Some mornings, I read the letter and just cry. Other days, the letter serves as a reminder of who I am, who I was to him, and how that makes me feel. I relate to Einstein's words: I have no special gift. But I have always been passionately curious about people, wanting to understand who they are. Even when I work for my dad at our retail pharmacy business, my mind lingers on the name of a customer. I wonder why they are taking a particular medication; what type of personality he or she has that has necessitated their drug use. I have wondered what their children think of them, and how they treat their parents. I wonder these things almost randomly. I cannot understand why I wonder these things, but I do. I have an endless supply of questions. I REVEL at dinner parties where I know no one. I love New York City subways where I can observe other people, where my imagination has free reign to wander and speculate. I have to fight the urge to strike up conversation with the stranger next to me. The young man with a glass vase of orchids... Or the man in the pinstripe suite with a stroller. The woman with her dog in her purse. There are women dressed in suits, but a heavy weariness in their faces. The particular instances of beauty-- I revel in these moments. I miss New York for these reasons.
I have found this beauty in New Jersey. I have gone out of my way to bring strangers together in this community. I started Remembering Forward, and will be writing more about that experience soon. But for right now, here are the basics:
Remembering Forward
Intergenerational Community Arts Program in Piscataway, New Jersey
Who: Young women (age 14-21) who are interested in UNIQUE service opportunity to connect to senior women through creative arts
What: Get to know seniors through the arts -- storytelling, drawing, collage, painting
When: Friday April 23 2010 from 2:30 to 5:00
Where: Piscataway Senior Center, 700 Buena Vista Ave
(Group will walk over to the Sterling Village together, where the program will be held)
Cost: Free.
Interested in signing up?
Email rememberingforward@gmail.com TODAY to reserve a spot!
Space is limited so please apply early.
Be part of this UNIQUE opportunity to connect with senior women
"Remembering Forward" is a women's intergenerational community arts program for young women (aged 13-21) and senior women in Piscataway, New Jersey. The program aims to explore and appreciate the community of Piscataway through creative/expressive arts and to draw commonalities between women's experiences across time and culture.

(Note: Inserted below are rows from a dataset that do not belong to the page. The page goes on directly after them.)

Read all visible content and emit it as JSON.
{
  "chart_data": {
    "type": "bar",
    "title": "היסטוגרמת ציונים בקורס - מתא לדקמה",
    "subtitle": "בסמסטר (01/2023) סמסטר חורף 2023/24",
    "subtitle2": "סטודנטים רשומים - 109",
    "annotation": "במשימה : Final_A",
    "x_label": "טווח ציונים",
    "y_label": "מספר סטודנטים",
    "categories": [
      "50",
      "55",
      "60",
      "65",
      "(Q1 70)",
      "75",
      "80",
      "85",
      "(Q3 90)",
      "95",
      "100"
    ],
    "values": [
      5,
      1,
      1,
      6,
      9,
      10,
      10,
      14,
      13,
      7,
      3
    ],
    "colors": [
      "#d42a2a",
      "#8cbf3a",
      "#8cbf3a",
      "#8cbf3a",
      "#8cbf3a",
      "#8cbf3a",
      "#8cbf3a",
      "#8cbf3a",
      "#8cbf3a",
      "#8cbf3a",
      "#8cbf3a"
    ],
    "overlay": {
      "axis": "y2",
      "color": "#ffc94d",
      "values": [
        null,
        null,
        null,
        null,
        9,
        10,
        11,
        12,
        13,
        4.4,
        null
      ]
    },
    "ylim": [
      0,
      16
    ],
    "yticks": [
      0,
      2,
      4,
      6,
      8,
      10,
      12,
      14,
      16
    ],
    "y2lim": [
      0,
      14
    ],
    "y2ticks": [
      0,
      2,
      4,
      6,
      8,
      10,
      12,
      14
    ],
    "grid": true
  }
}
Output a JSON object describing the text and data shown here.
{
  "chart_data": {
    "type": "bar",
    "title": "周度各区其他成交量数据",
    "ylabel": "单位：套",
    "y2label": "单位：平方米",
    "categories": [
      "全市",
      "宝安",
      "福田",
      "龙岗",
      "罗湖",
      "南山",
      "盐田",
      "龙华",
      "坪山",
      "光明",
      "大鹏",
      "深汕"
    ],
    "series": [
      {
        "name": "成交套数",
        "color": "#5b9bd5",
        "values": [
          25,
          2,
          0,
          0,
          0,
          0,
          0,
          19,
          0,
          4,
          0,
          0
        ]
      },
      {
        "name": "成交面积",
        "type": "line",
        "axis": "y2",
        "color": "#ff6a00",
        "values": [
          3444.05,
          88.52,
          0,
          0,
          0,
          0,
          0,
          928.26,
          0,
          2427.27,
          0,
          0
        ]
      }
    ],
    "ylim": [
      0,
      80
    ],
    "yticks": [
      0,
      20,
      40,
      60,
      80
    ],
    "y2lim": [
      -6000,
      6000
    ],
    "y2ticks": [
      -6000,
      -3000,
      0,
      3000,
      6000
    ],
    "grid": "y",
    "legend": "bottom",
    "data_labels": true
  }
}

The goals of the program are (1) to positively influence the perceptions of youth and older people towards each other (2) to create opportunities for youth and seniors to teach and learn from each other (3) to develop relationships between participants through expressive arts activities and storytelling (4) to learn and appreciate the community.
I think Conor would be happy at know that this is what I do. This is who I am becoming. I like to think that he is still present in my life, that he is still my biggest fan. May God bless him as infinitely as he has blessed me through his all too brief presence in my life.